Les mois succédèrent aux années et les poèmes du barde s'attendrirent. Il louait la lune le jour, lui

contant des futurs éclatants, puis se taisait dès l'obscurité, désabusé de ses mots légers.

Un soir pourtant, le barde, les deux pieds dans le vide, contemplait le feu du crépuscule s'évanouir

au profit des étoiles. Le jour exténué lançait ses dernières lueurs quand la lune apparut. Drapée

d'une élégante blancheur orangée, elle s'élevait, indifférente à son sourire. Les gouttes d'étoiles

vacillantes s'écartaient avec déférence, le ciel offrait son plus beau noir et tout la montagne

retenait son souffle. Le barde aussi. Des vers se bousculaient dans sa tête, des dizaines et des

dizaines de mots envahissaient sa bouche, mais aucun ne le satisfaisait. Pourtant le musicien, pour

la première fois depuis des années, ne tremblait pas.

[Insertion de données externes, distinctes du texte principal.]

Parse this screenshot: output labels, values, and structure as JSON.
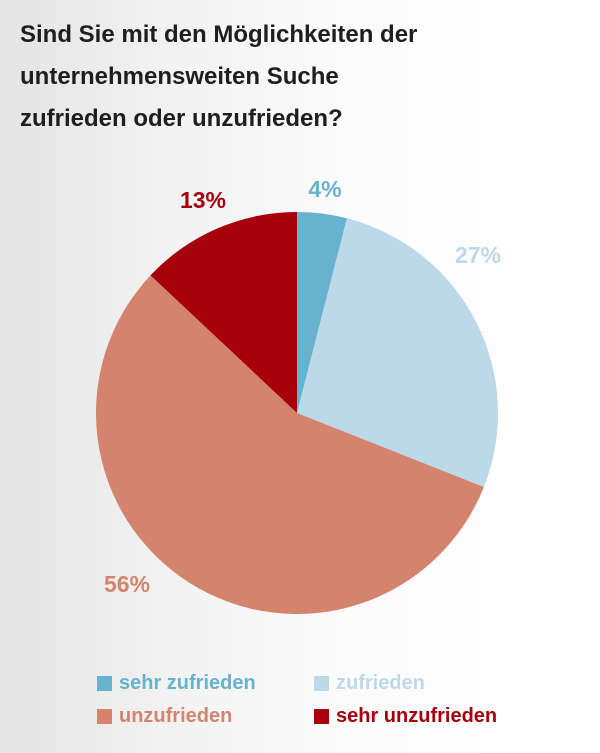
{
  "chart_data": {
    "type": "pie",
    "title_lines": [
      "Sind Sie mit den Möglichkeiten der",
      "unternehmensweiten Suche",
      "zufrieden oder unzufrieden?"
    ],
    "slices": [
      {
        "name": "sehr zufrieden",
        "value": 4,
        "label": "4%",
        "color": "#67b3ce"
      },
      {
        "name": "zufrieden",
        "value": 27,
        "label": "27%",
        "color": "#bcd9ea"
      },
      {
        "name": "unzufrieden",
        "value": 56,
        "label": "56%",
        "color": "#d4836c"
      },
      {
        "name": "sehr unzufrieden",
        "value": 13,
        "label": "13%",
        "color": "#a5000c"
      }
    ],
    "start": "12 o'clock",
    "direction": "clockwise",
    "legend_position": "bottom"
  }
}
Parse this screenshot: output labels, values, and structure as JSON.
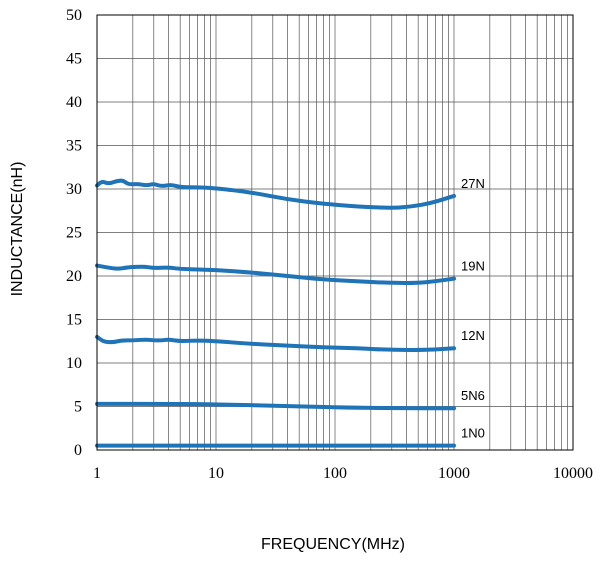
{
  "chart_data": {
    "type": "line",
    "title": "",
    "xlabel": "FREQUENCY(MHz)",
    "ylabel": "INDUCTANCE(nH)",
    "xscale": "log",
    "xlim": [
      1,
      10000
    ],
    "ylim": [
      0,
      50
    ],
    "grid": true,
    "x_tick_labels": [
      "1",
      "10",
      "100",
      "1000",
      "10000"
    ],
    "y_tick_labels": [
      "0",
      "5",
      "10",
      "15",
      "20",
      "25",
      "30",
      "35",
      "40",
      "45",
      "50"
    ],
    "line_color": "#1f73b7",
    "series": [
      {
        "name": "27N",
        "points": [
          [
            1,
            30.4
          ],
          [
            1.1,
            30.9
          ],
          [
            1.25,
            30.6
          ],
          [
            1.45,
            30.9
          ],
          [
            1.65,
            31.0
          ],
          [
            1.85,
            30.5
          ],
          [
            2.2,
            30.6
          ],
          [
            2.6,
            30.4
          ],
          [
            3.0,
            30.6
          ],
          [
            3.5,
            30.3
          ],
          [
            4.2,
            30.5
          ],
          [
            5,
            30.2
          ],
          [
            7,
            30.2
          ],
          [
            10,
            30.1
          ],
          [
            20,
            29.6
          ],
          [
            40,
            28.8
          ],
          [
            80,
            28.3
          ],
          [
            150,
            28.0
          ],
          [
            300,
            27.8
          ],
          [
            450,
            28.0
          ],
          [
            650,
            28.4
          ],
          [
            1000,
            29.2
          ]
        ]
      },
      {
        "name": "19N",
        "points": [
          [
            1,
            21.2
          ],
          [
            1.2,
            21.0
          ],
          [
            1.5,
            20.8
          ],
          [
            1.8,
            21.0
          ],
          [
            2.5,
            21.1
          ],
          [
            3,
            20.9
          ],
          [
            4,
            21.0
          ],
          [
            5,
            20.8
          ],
          [
            10,
            20.7
          ],
          [
            20,
            20.4
          ],
          [
            40,
            20.0
          ],
          [
            80,
            19.6
          ],
          [
            150,
            19.4
          ],
          [
            300,
            19.2
          ],
          [
            500,
            19.2
          ],
          [
            700,
            19.4
          ],
          [
            1000,
            19.7
          ]
        ]
      },
      {
        "name": "12N",
        "points": [
          [
            1,
            13.0
          ],
          [
            1.15,
            12.4
          ],
          [
            1.4,
            12.4
          ],
          [
            1.6,
            12.6
          ],
          [
            2.0,
            12.6
          ],
          [
            2.6,
            12.7
          ],
          [
            3.0,
            12.6
          ],
          [
            3.5,
            12.6
          ],
          [
            4.0,
            12.7
          ],
          [
            5,
            12.5
          ],
          [
            7,
            12.6
          ],
          [
            10,
            12.5
          ],
          [
            20,
            12.2
          ],
          [
            40,
            12.0
          ],
          [
            80,
            11.8
          ],
          [
            150,
            11.7
          ],
          [
            300,
            11.5
          ],
          [
            600,
            11.5
          ],
          [
            1000,
            11.7
          ]
        ]
      },
      {
        "name": "5N6",
        "points": [
          [
            1,
            5.3
          ],
          [
            5,
            5.3
          ],
          [
            10,
            5.25
          ],
          [
            30,
            5.1
          ],
          [
            100,
            4.9
          ],
          [
            300,
            4.8
          ],
          [
            1000,
            4.8
          ]
        ]
      },
      {
        "name": "1N0",
        "points": [
          [
            1,
            0.5
          ],
          [
            10,
            0.5
          ],
          [
            100,
            0.5
          ],
          [
            1000,
            0.5
          ]
        ]
      }
    ]
  }
}
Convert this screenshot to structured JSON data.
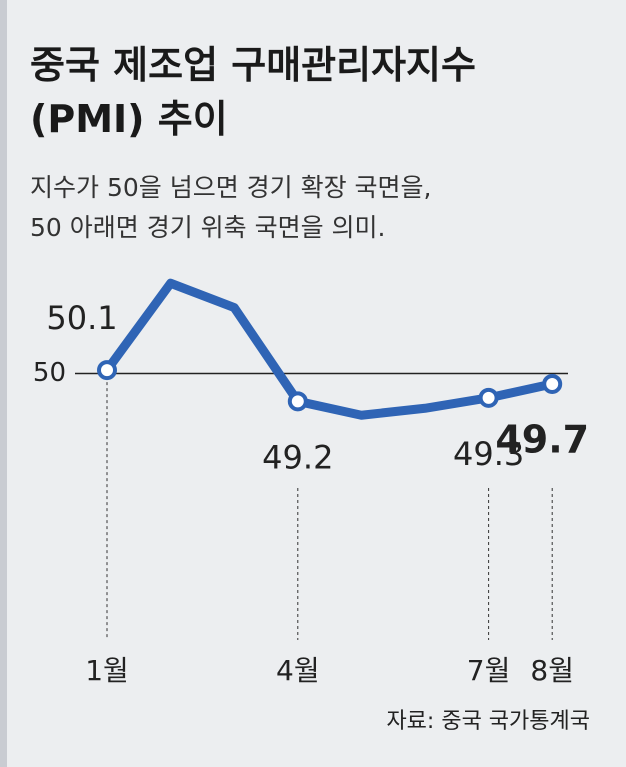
{
  "chart_data": {
    "type": "line",
    "title": "중국 제조업 구매관리자지수 (PMI) 추이",
    "subtitle": [
      "지수가 50을 넘으면 경기 확장 국면을,",
      "50 아래면 경기 위축 국면을 의미."
    ],
    "categories": [
      "1월",
      null,
      null,
      "4월",
      null,
      null,
      "7월",
      "8월"
    ],
    "series": [
      {
        "color": "#2f64b5",
        "values": [
          50.1,
          52.6,
          51.9,
          49.2,
          48.8,
          49.0,
          49.3,
          49.7
        ]
      }
    ],
    "ylim": [
      48,
      53.5
    ],
    "yticks": [
      50
    ],
    "source": "자료: 중국 국가통계국"
  }
}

L'éclatante lueur rendait vivante la moindre roche, elle embrassait les monts sans distinction,

faisait fuir la noirceur. Il sut alors qu'aucun mot ne pourrait traduire ses sentiments. Mais déjà la

belle s'évanouissait dans les premières langues du matin, échappant presque au regard désespéré

du barde qui hurla brusquement : « Je t'aime ».

La lune se retourna. Elle souriait.

 
C'est ainsi que ses deux contes me sont venus.
J'espère que les gens ont aimé. Mais je doute qu'ils connaissent les intentions derrière chaque histoires.